Comment vont se dérouler les audiences ? 

Durée des audiences, temps alloué aux présentations de l'accusation et de la défense, durée des questions des sénateurs-jurés… Les détails doivent être discutés mardi 21 janvier et validés par les sénateurs. Or, on s'attend à ce que les élus démocrates essaient d'amender le règlement proposé par le chef des républicains au Sénat. Ces points en apparence logistique recèlent de sérieux enjeux.

Les démocrates souhaitent auditionner quatre témoins (dont le chef de cabinet de la présidence Mick Mulvaney et l'ex-conseiller à la sécurité nationale, John Bolton) et présenter devant le Sénat des preuves ou témoignages inédits. Ils exigent par ailleurs que la présidence fournisse les documents-clés qu'ils lui réclament, en vain, depuis le début de l'enquête. A l'inverse, les républicains souhaitent un procès rapide, sans nouvelles auditions ni éléments susceptibles de nourrir l'accusation. 

Il y a peu de chance que les démocrates aient gain de cause. Avec 53 sénateurs (contre 47 démocrates), les républicains disposent de la majorité nécessaire pour remporter ces batailles de procédure. Le procès pourrait alors être expédié en deux semaines et se terminer par la disculpation du président. 

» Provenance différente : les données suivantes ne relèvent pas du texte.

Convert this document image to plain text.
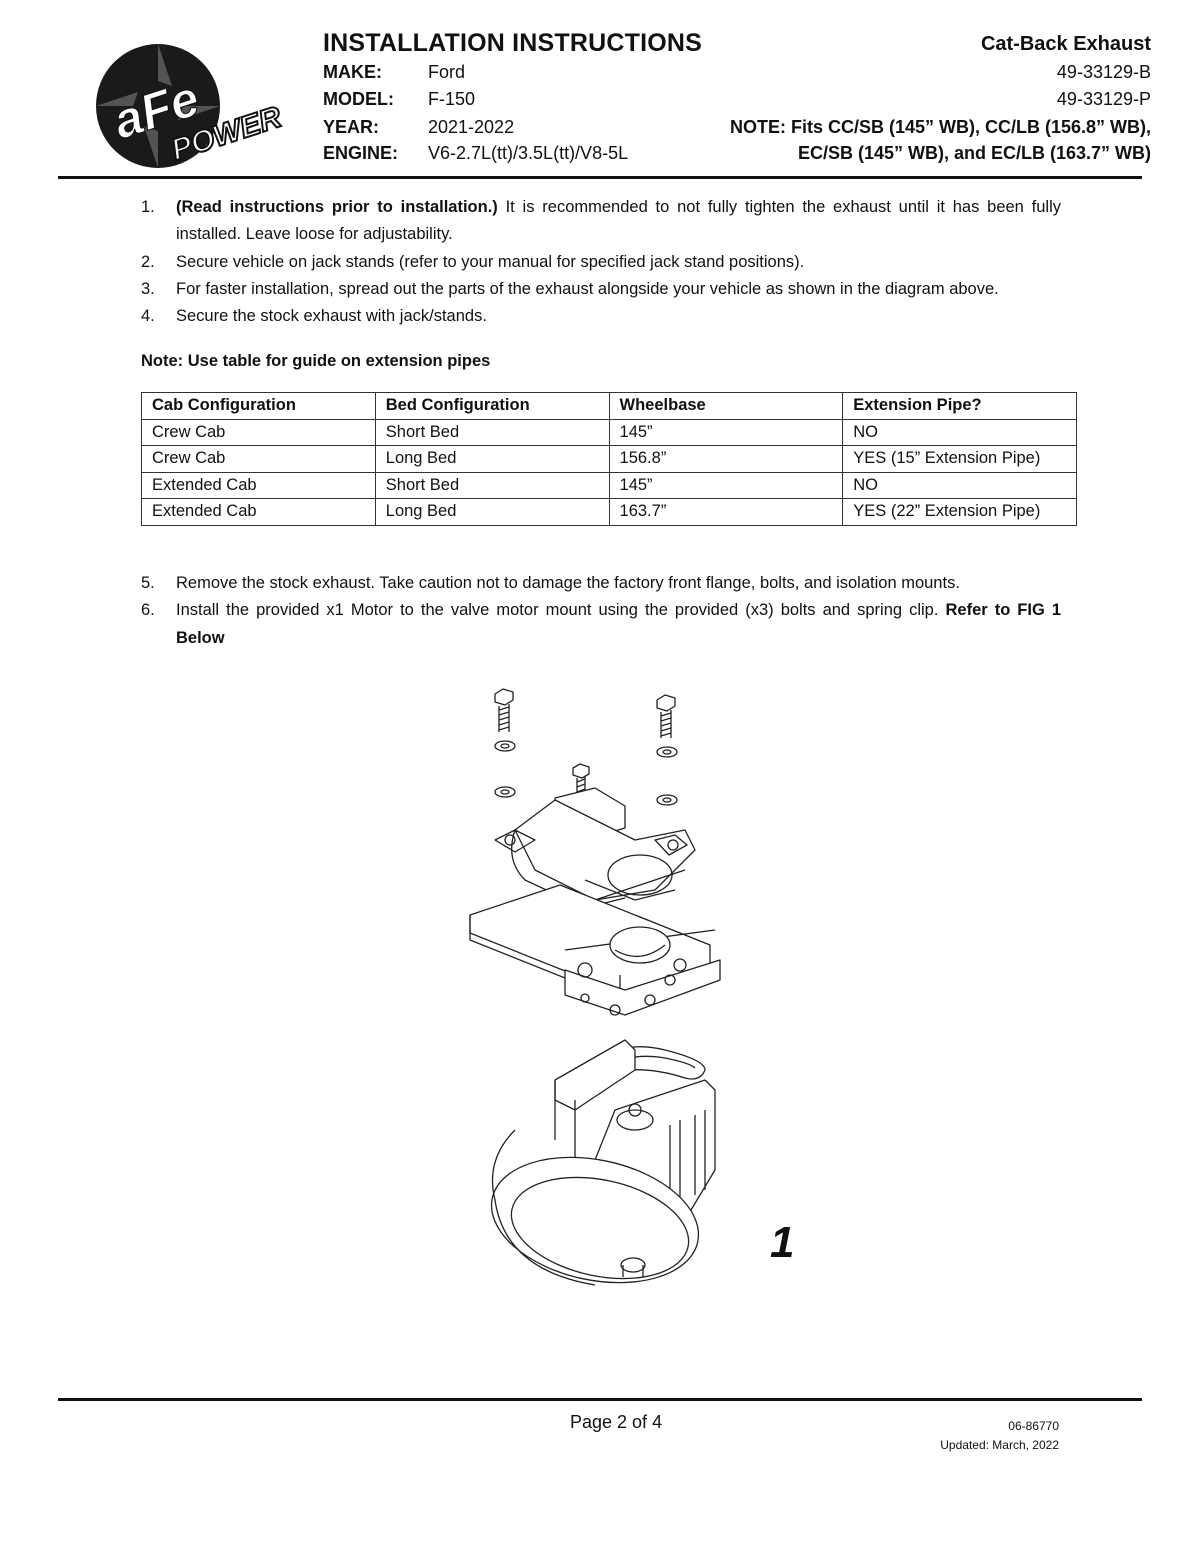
aFe
POWER
INSTALLATION INSTRUCTIONS
MAKE:	Ford
MODEL: F-150
YEAR:	2021-2022
ENGINE: V6-2.7L(tt)/3.5L(tt)/V8-5L
Cat-Back Exhaust
49-33129-B
49-33129-P
NOTE: Fits CC/SB (145” WB), CC/LB (156.8” WB),
EC/SB (145” WB), and EC/LB (163.7” WB)
1. (Read instructions prior to installation.) It is recommended to not fully tighten the exhaust until it has been fully installed. Leave loose for adjustability.
2. Secure vehicle on jack stands (refer to your manual for specified jack stand positions).
3. For faster installation, spread out the parts of the exhaust alongside your vehicle as shown in the diagram above.
4. Secure the stock exhaust with jack/stands.
Note: Use table for guide on extension pipes
Cab Configuration	Bed Configuration	Wheelbase	Extension Pipe?
Crew Cab	Short Bed	145”	NO
Crew Cab	Long Bed	156.8”	YES (15” Extension Pipe)
Extended Cab	Short Bed	145”	NO
Extended Cab	Long Bed	163.7”	YES (22” Extension Pipe)
5. Remove the stock exhaust. Take caution not to damage the factory front flange, bolts, and isolation mounts.
6. Install the provided x1 Motor to the valve motor mount using the provided (x3) bolts and spring clip. Refer to FIG 1 Below
1
Page 2 of 4	06-86770
Updated: March, 2022
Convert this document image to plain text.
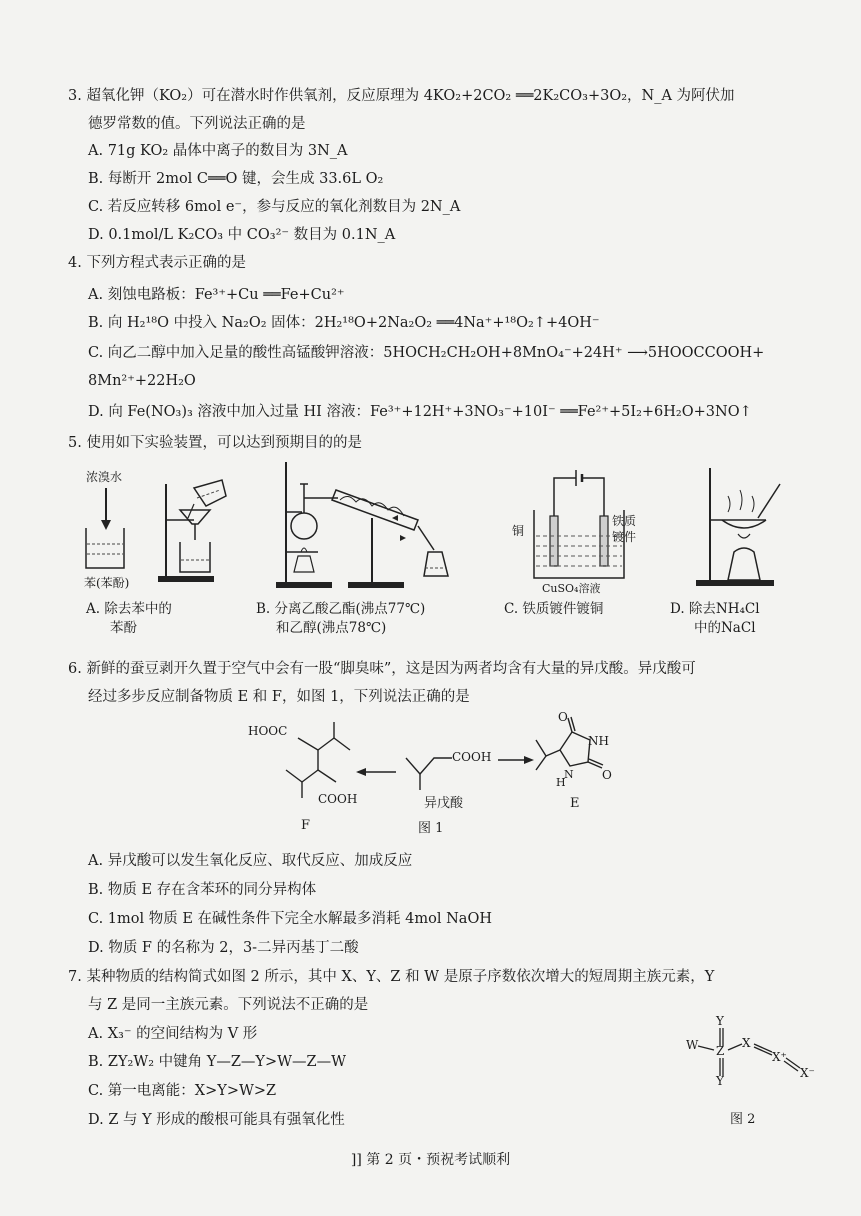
3. 超氧化钾（KO₂）可在潜水时作供氧剂，反应原理为 4KO₂+2CO₂ ══2K₂CO₃+3O₂，N_A 为阿伏加
德罗常数的值。下列说法正确的是
A. 71g KO₂ 晶体中离子的数目为 3N_A
B. 每断开 2mol C══O 键，会生成 33.6L O₂
C. 若反应转移 6mol e⁻，参与反应的氧化剂数目为 2N_A
D. 0.1mol/L K₂CO₃ 中 CO₃²⁻ 数目为 0.1N_A
4. 下列方程式表示正确的是
A. 刻蚀电路板：Fe³⁺+Cu ══Fe+Cu²⁺
B. 向 H₂¹⁸O 中投入 Na₂O₂ 固体：2H₂¹⁸O+2Na₂O₂ ══4Na⁺+¹⁸O₂↑+4OH⁻
C. 向乙二醇中加入足量的酸性高锰酸钾溶液：5HOCH₂CH₂OH+8MnO₄⁻+24H⁺ ⟶5HOOCCOOH+
8Mn²⁺+22H₂O
D. 向 Fe(NO₃)₃ 溶液中加入过量 HI 溶液：Fe³⁺+12H⁺+3NO₃⁻+10I⁻ ══Fe²⁺+5I₂+6H₂O+3NO↑
5. 使用如下实验装置，可以达到预期目的的是
浓溴水
苯(苯酚)
A. 除去苯中的
苯酚
B. 分离乙酸乙酯(沸点77℃)
和乙醇(沸点78℃)
铜
铁质
镀件
CuSO₄溶液
C. 铁质镀件镀铜	D. 除去NH₄Cl
中的NaCl
6. 新鲜的蚕豆剥开久置于空气中会有一股“脚臭味”，这是因为两者均含有大量的异戊酸。异戊酸可
经过多步反应制备物质 E 和 F，如图 1，下列说法正确的是
HOOC
COOH
COOH
NH
O
O
N
H
F
异戊酸	E
图 1
A. 异戊酸可以发生氧化反应、取代反应、加成反应
B. 物质 E 存在含苯环的同分异构体
C. 1mol 物质 E 在碱性条件下完全水解最多消耗 4mol NaOH
D. 物质 F 的名称为 2，3-二异丙基丁二酸
7. 某种物质的结构简式如图 2 所示，其中 X、Y、Z 和 W 是原子序数依次增大的短周期主族元素，Y
与 Z 是同一主族元素。下列说法不正确的是
A. X₃⁻ 的空间结构为 V 形
B. ZY₂W₂ 中键角 Y—Z—Y>W—Z—W
C. 第一电离能：X>Y>W>Z
D. Z 与 Y 形成的酸根可能具有强氧化性
Y
W Z
X
X⁺
X⁻
Y
图 2
]] 第 2 页・预祝考试顺利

Donald Trump va-t-il s'exprimer ? 

Le jour de l'ouverture de son procès, Donald Trump parlera d'économie au forum économique de Davos, en Suisse ! Le président laisse à ses avocats le soin d'assurer sa défense devant les sénateurs. Pour porter sa voix, il s'est entouré d'une équipe de redoutables ténors : Pat Cipollone, avocat de la Maison Blanche, dirigera l'équipe de défense et sera secondé par Jay Sekulow, avocat personnel de Donald Trump. 

L'ex-procureur Kenneth Starr, acteur central de l'affaire Lewinsky et du procès en destitution de Bill Clinton, rejoint aussi son équipe, tout comme le constitutionnaliste Alan Dershowitz. Ce dernier fut l'un des avocats d'O.J. Simpson, ex-footballeur américain innocenté du meurtre de son ex-femme au terme d'une bataille judiciaire épique et médiatique. 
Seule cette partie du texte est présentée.